Exportações para EUA caem 9,1% em março, mas China e UE impulsionam comércio brasileiro.
As exportações brasileiras apresentaram um cenário de contrastes em março de 2026, com uma queda significativa para os Estados Unidos, mas um crescimento expressivo para a China e a União Europeia. Os dados, divulgados pela Secretaria de Comércio Exterior (Secex) do Ministério do Desenvolvimento, Indústria, Comércio e Serviços (MDIC), revelam os desafios e as oportunidades que moldam o comércio exterior do Brasil.
A retração nas vendas para o mercado norte-americano, já em sua oitava queda consecutiva, reflete o impacto de tarifas impostas anteriormente. Em contrapartida, o gigante asiático e o bloco europeu se consolidam como importantes destinos para os produtos nacionais, demonstrando resiliência e potencial de expansão.
A análise detalhada dos números permite compreender as dinâmicas que afetam a balança comercial brasileira, indicando estratégias de diversificação e a importância de manter relações comerciais sólidas com diferentes blocos econômicos. A seguir, detalhamos os principais resultados.
Queda nas Exportações para os EUA e o Impacto das Tarifas
Em março de 2026, as exportações brasileiras para os Estados Unidos somaram US$ 2,894 bilhões, uma redução de 9,1% em comparação com os US$ 3,182 bilhões registrados em março de 2025. Esta é a oitava queda consecutiva nas vendas ao mercado norte-americano, um reflexo direto da sobretaxa de 50% imposta pelo governo dos EUA em meados de 2025. Embora alguns produtos tenham sido retirados das tarifas no final do ano passado, cerca de 22% das exportações brasileiras ainda estão sujeitas a essas tarifas adicionais.
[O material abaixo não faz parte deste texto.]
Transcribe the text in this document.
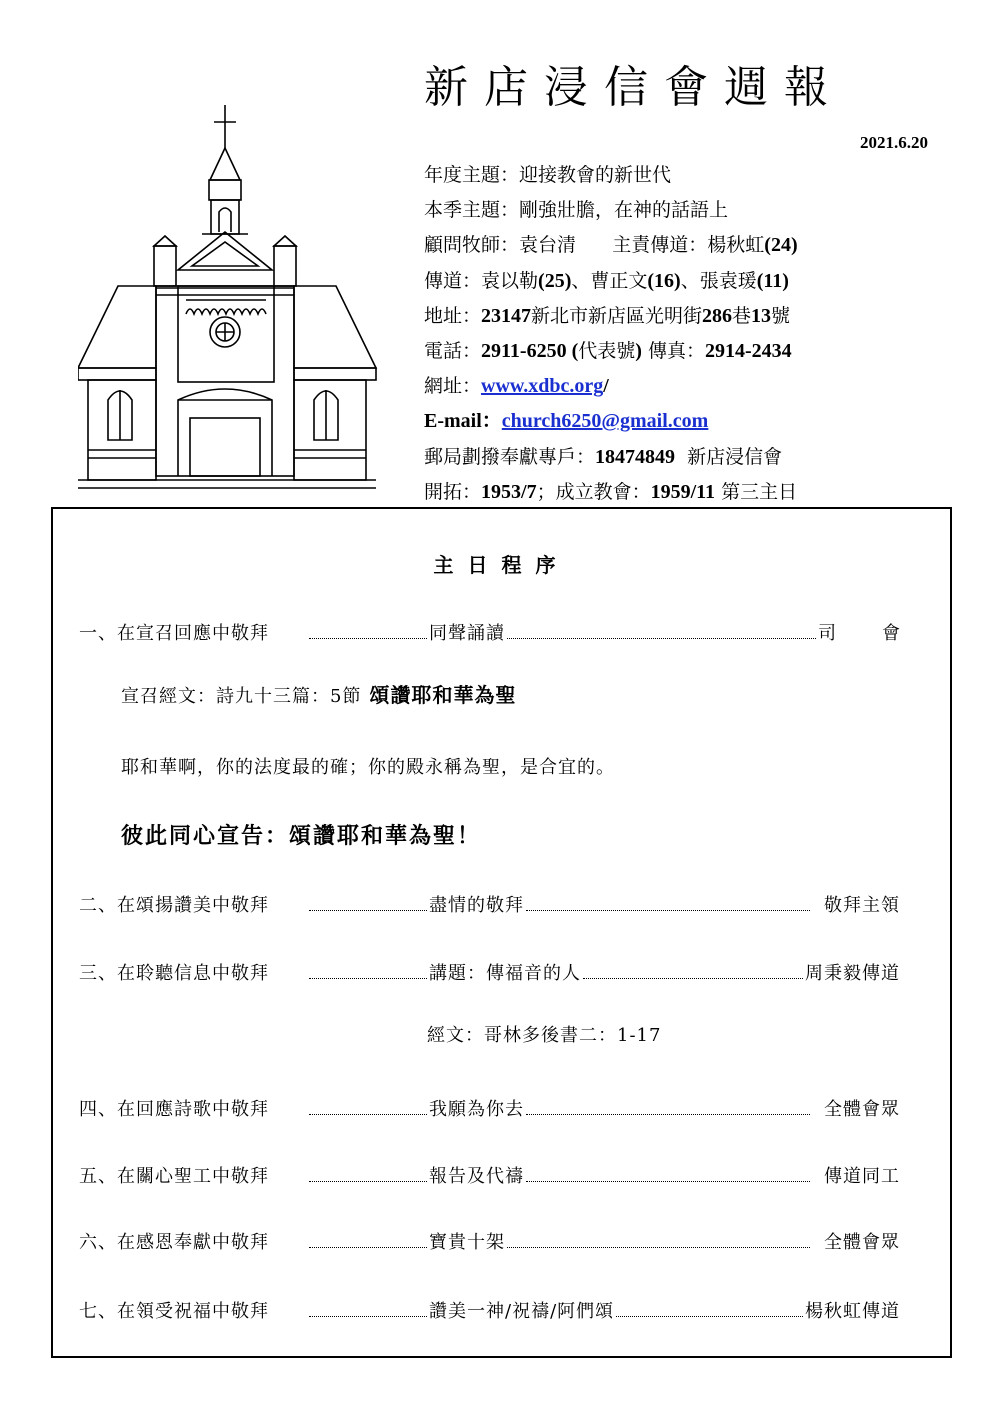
新店浸信會週報
2021.6.20
年度主題：迎接教會的新世代
本季主題：剛強壯膽，在神的話語上
顧問牧師：袁台清 主責傳道：楊秋虹(24)
傳道：袁以勒(25)、曹正文(16)、張袁瑗(11)
地址：23147新北市新店區光明街286巷13號
電話：2911-6250 (代表號) 傳真：2914-2434
網址：www.xdbc.org/
E-mail：church6250@gmail.com
郵局劃撥奉獻專戶：18474849 新店浸信會
開拓：1953/7；成立教會：1959/11 第三主日
主日程序
一、在宣召回應中敬拜	同聲誦讀	司會
宣召經文：詩九十三篇：5節 頌讚耶和華為聖
耶和華啊，你的法度最的確；你的殿永稱為聖，是合宜的。
彼此同心宣告：頌讚耶和華為聖！
二、在頌揚讚美中敬拜	盡情的敬拜	敬拜主領
三、在聆聽信息中敬拜	講題：傳福音的人	周秉毅傳道
經文：哥林多後書二：1-17
四、在回應詩歌中敬拜	我願為你去	全體會眾
五、在關心聖工中敬拜	報告及代禱	傳道同工
六、在感恩奉獻中敬拜	寶貴十架	全體會眾
七、在領受祝福中敬拜	讚美一神/祝禱/阿們頌	楊秋虹傳道
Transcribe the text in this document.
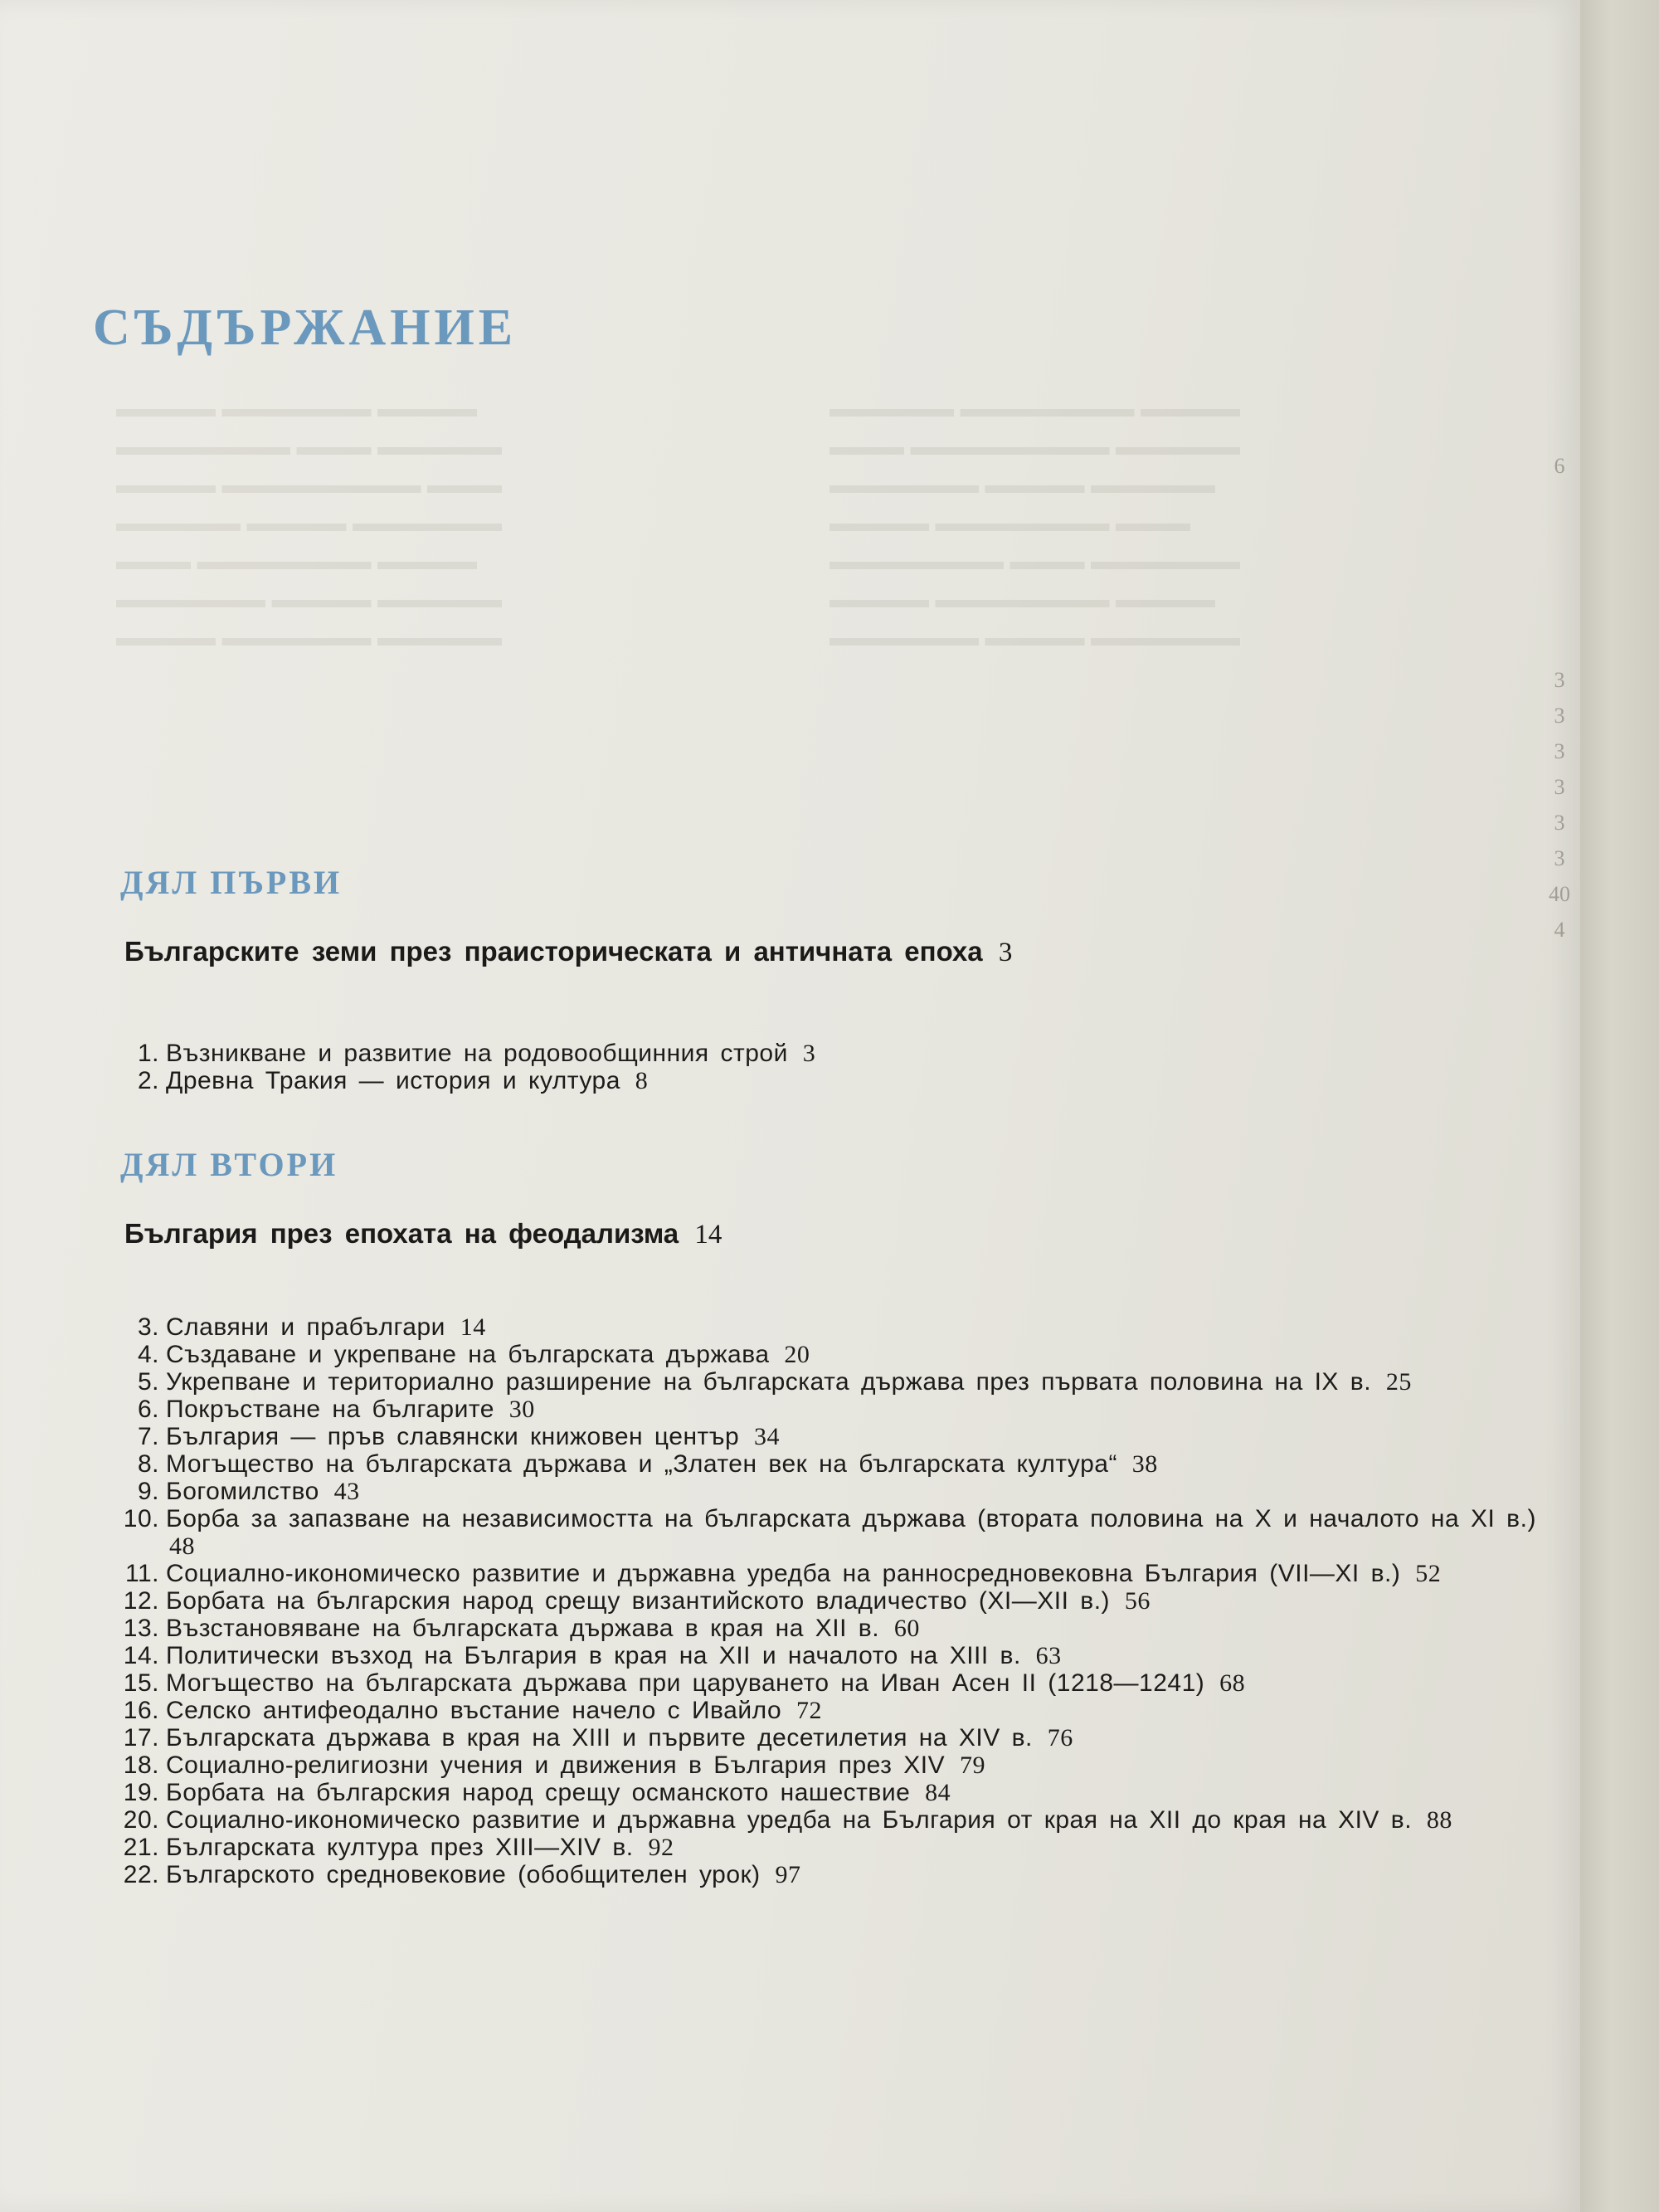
▬▬▬▬ ▬▬▬▬▬▬ ▬▬▬▬
▬▬▬▬▬▬▬ ▬▬▬ ▬▬▬▬▬
▬▬▬▬ ▬▬▬▬▬▬▬▬ ▬▬▬
▬▬▬▬▬ ▬▬▬▬ ▬▬▬▬▬▬
▬▬▬ ▬▬▬▬▬▬▬ ▬▬▬▬
▬▬▬▬▬▬ ▬▬▬▬ ▬▬▬▬▬
▬▬▬▬ ▬▬▬▬▬▬ ▬▬▬▬▬
▬▬▬▬▬ ▬▬▬▬▬▬▬ ▬▬▬▬
▬▬▬ ▬▬▬▬▬▬▬▬ ▬▬▬▬▬
▬▬▬▬▬▬ ▬▬▬▬ ▬▬▬▬▬
▬▬▬▬ ▬▬▬▬▬▬▬ ▬▬▬
▬▬▬▬▬▬▬ ▬▬▬ ▬▬▬▬▬▬
▬▬▬▬ ▬▬▬▬▬▬▬ ▬▬▬▬
▬▬▬▬▬▬ ▬▬▬▬ ▬▬▬▬▬▬
СЪДЪРЖАНИЕ
ДЯЛ ПЪРВИ
Българските земи през праисторическата и античната епоха 3
1. Възникване и развитие на родовообщинния строй 3
2. Древна Тракия — история и култура 8
ДЯЛ ВТОРИ
България през епохата на феодализма 14
3. Славяни и прабългари 14
4. Създаване и укрепване на българската държава 20
5. Укрепване и териториално разширение на българската държава през първата половина на IX в. 25
6. Покръстване на българите 30
7. България — пръв славянски книжовен център 34
8. Могъщество на българската държава и „Златен век на българската култура“ 38
9. Богомилство 43
10. Борба за запазване на независимостта на българската държава (втората половина на X и началото на XI в.) 48
11. Социално-икономическо развитие и държавна уредба на ранносредновековна България (VII—XI в.) 52
12. Борбата на българския народ срещу византийското владичество (XI—XII в.) 56
13. Възстановяване на българската държава в края на XII в. 60
14. Политически възход на България в края на XII и началото на XIII в. 63
15. Могъщество на българската държава при царуването на Иван Асен II (1218—1241) 68
16. Селско антифеодално въстание начело с Ивайло 72
17. Българската държава в края на XIII и първите десетилетия на XIV в. 76
18. Социално-религиозни учения и движения в България през XIV 79
19. Борбата на българския народ срещу османското нашествие 84
20. Социално-икономическо развитие и държавна уредба на България от края на XII до края на XIV в. 88
21. Българската култура през XIII—XIV в. 92
22. Българското средновековие (обобщителен урок) 97
6

3
3
3
3
3
3
40
4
As importações vindas dos EUA também apresentaram recuo de 6,31%, totalizando US$ 3,314 bilhões em março. Como resultado, a balança comercial com os Estados Unidos registrou um déficit de US$ 420 milhões no mês. No acumulado do primeiro trimestre de 2026, as exportações para os EUA caíram 18,7%, atingindo US$ 7,781 bilhões, enquanto as importações diminuíram 11,1%, totalizando US$ 9,169 bilhões, resultando em um déficit trimestral de US$ 1,388 bilhão.
China Impulsiona Resultados com Crescimento de 17,8% nas Exportações
Em contraste com o desempenho negativo para os EUA, as exportações brasileiras para a China apresentaram um crescimento notável de 17,8% em março de 2026, alcançando US$ 10,490 bilhões, ante US$ 8,903 bilhões no mesmo período do ano anterior. Este desempenho robusto contribuiu significativamente para a balança comercial brasileira, que registrou um superávit de US$ 3,826 bilhões com o país asiático no mês.
As importações chinesas também cresceram 32,9%, totalizando US$ 6,664 bilhões. No acumulado de janeiro a março de 2026, as vendas para a China subiram 21,7%, chegando a US$ 23,890 bilhões, enquanto as importações caíram 6,0%, totalizando US$ 17,907 bilhões. O superávit trimestral com a China atingiu US$ 5,983 bilhões.
União Europeia e Argentina Mostram Sinais de Recuperação
O bloco da União Europeia também apresentou um saldo positivo nas exportações brasileiras em março de 2026, com um aumento de 7,3%, totalizando US$ 4,110 bilhões. Apesar de um déficit de US$ 577 milhões no mês, devido ao aumento de 14,9% nas importações, o primeiro trimestre de 2026 mostrou um superávit de US$ 625 milhões com o bloco, com exportações crescentes e importações em queda.
A Argentina, outro parceiro comercial relevante, viu suas exportações caírem 5,9% em março, totalizando US$ 1,470 bilhão, enquanto as importações cresceram 13,1%. Apesar disso, a balança comercial com o país vizinho manteve um superávit de US$ 342 milhões no mês. No primeiro trimestre, as vendas para a Argentina caíram 18,1%, mas o superávit trimestral foi de US$ 703 milhões.
Balança Comercial Brasileira Apresenta Superávit em Março de 2026
Os resultados consolidados da balança comercial brasileira em março de 2026 indicam um superávit total de US$ 6,405 bilhões, conforme divulgado pela Secex. Este resultado é fortemente influenciado pelo desempenho positivo com a China, que compensa em parte o déficit com os Estados Unidos e o déficit registrado com a União Europeia. A diversificação de mercados e a análise contínua das relações comerciais são cruciais para a sustentabilidade econômica do Brasil.